Par Benjamin S., Jeuniste du prix et de la mornographie , le mercredi 26 mai 2010.

Total life forever, ou peut-être le disque que j’attendais le plus cette année. Rien que ça. Il s’agit du deuxième album de Foals, groupe dont le premier effort Antidotes m’avait frappé par surprise. Surprise parce que pas connu bien sûr, mais surtout surprise de voir à quel point ce disque, au premier abord pas si différent de ce qui se fait ailleurs (batterie disco, guitare un peu post-rock, pourquoi pas), n’avait jamais quitté ma liste d’écoute.

Surprise aussi, lorsque je les ai vus en concert de voir à quel point le groupe semblait plus à l’aise dans la construction d’ambiance, que dans le bal dansant.

Résultat, quand le clip de spanish sahara a débarqué, en avant goût, j’avoue que j’ai quand même encore été un peu surpris.

Clip de Spanish sahara

En général, le premier single sert d’amuse bouche : pas le meilleur morceau de l’album, mais celui qui attirera l’attention par son côté léger. Là, nous voilà face à un bloc de presque sept minutes, très lent même dans son déclenchement final, jouant tout sur l’ambiance.

Au même moment, un premier article des inrockuptibles nous prévient : le nouvel album sera très différent, plus complexe, plus beau, un vrai chef d’oeuvre même.

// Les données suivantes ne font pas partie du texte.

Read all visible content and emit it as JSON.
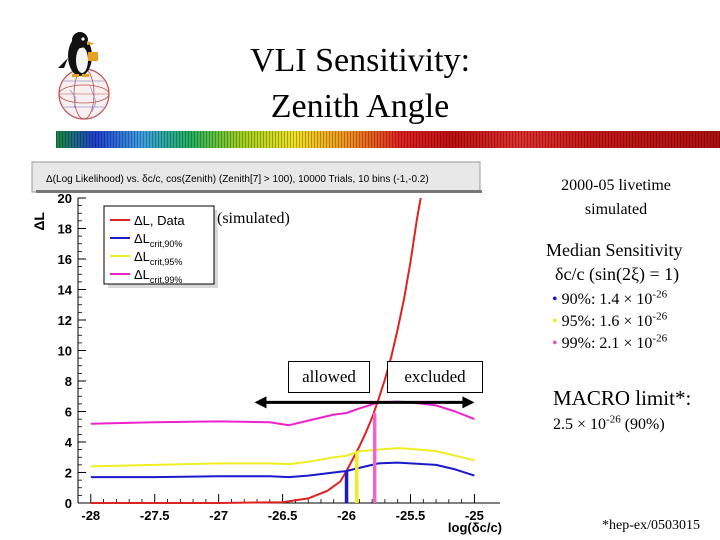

De mon côté, je me dis : d’accord, on change, bien, j’aimais beaucoup Antidotes, mais enfin, s’il le faut. Pas complètement rassuré et en même temps totalement impatient.

Et puis, un beau jour de mai, je tombe sur une première critique par hasard sur le net, regarde la date de sortie, et constate heureux, que c’était ce jour même, quelle bonne nouvelle. Sur le chemin du retour, je regarde la pochette.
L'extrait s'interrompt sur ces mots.